We (http://www.lavision.de) using muliple GPUs in our software. Each GPU is used by one thread (openmp). When we have different GPUs we get an error “cudaErrorMemoryAllocation”. With two or four same GPUs, it is OK.
Specs:
Win7 / Win10 (both x64)
Driver: 398.82 → OK with same GPUs, NOK with different GPUs
Driver: 391.35 → OK with same and different GPUs
GPUs: GTX 680 + GTX 1080 Ti → NOK
GTX 980 Ti + GTX 1080 → NOK
2 x GTX Titan → OK
The same error occours in the “cudaOpenMP” sample.
I have the same issue, resulting in my path tracer using only single GPU with the newest drivers installed.
(GPU-s in my system are GTX 1080 ti and GTX 980; with driver 391.35 both work just fine, with the newer ones one of the cards fails (which one, depends on the exact driver and seems somewhat arbitrary))
Hi TheDonsky,
Can you be more specific with your issue? I tried to reproduce in lab but no luck. "with the newer ones one of the cards fails " can you share the version of newer ones? And you are using CUDA9.2.148 toolkit, right?
I am using CUDA 9.0 and testing on Windows 7 machine (CUDA 9.2 needs newer driver to even run); the code either fails on allocation, or the kernel launch (is an issue from a while ago and I can’t recall the exact error due to the fact, that the application now has a GUI and is not logging anything on console).
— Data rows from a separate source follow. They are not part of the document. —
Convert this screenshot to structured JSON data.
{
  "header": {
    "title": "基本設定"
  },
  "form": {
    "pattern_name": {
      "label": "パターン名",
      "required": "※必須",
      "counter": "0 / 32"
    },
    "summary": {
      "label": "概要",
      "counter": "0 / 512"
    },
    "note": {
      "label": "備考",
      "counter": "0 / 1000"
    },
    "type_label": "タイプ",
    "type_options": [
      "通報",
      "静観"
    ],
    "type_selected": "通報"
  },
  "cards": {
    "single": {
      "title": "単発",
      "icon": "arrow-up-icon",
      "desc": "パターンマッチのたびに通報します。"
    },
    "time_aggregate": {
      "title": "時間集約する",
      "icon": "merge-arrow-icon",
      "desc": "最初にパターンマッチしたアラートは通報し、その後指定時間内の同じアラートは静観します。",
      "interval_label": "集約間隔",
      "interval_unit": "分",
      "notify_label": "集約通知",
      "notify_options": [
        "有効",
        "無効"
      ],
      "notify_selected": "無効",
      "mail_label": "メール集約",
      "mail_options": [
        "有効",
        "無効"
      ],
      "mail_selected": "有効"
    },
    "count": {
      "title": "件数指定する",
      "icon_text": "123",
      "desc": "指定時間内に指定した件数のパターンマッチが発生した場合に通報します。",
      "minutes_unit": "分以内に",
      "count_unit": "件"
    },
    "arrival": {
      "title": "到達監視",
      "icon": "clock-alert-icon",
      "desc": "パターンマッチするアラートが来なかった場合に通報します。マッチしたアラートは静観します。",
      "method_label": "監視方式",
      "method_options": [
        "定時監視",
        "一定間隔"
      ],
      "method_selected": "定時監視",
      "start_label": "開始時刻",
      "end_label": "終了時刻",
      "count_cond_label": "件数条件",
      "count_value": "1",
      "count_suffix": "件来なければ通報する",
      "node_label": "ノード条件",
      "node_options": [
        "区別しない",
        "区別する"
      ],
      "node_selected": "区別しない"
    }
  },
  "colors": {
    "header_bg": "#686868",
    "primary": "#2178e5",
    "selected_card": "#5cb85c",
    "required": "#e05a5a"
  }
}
Also, the code uses some templated function pointers on top of everything and I thought it might be an issue with mismatched addresses, but I have nothing to prove it…
The memory management system in my project is somewhat too convoluted to be worth a direct investigation, so I would not exactly recommend researching the code; I’ll just try to reproduce the issue on a much smaller scale in a single file or something like that and post it here. The only problem is that this, being my personal side project, is not what I can get involved in right now and it may have to wait for a couple of days.
(Note: on my windows 10 machine everything seems to be working properly, as if it were the older drivers, but it’s a single GPU system and it’s kind of irrelevent for this case)
I too confirm, that the bug is gone after updating to 399.07; and the performance is a little better as well.
So, I don’t see an obvious reason for attempting to replicate the issue and will likely ignore my promise, unless someone thinks, we might still need to work on the case.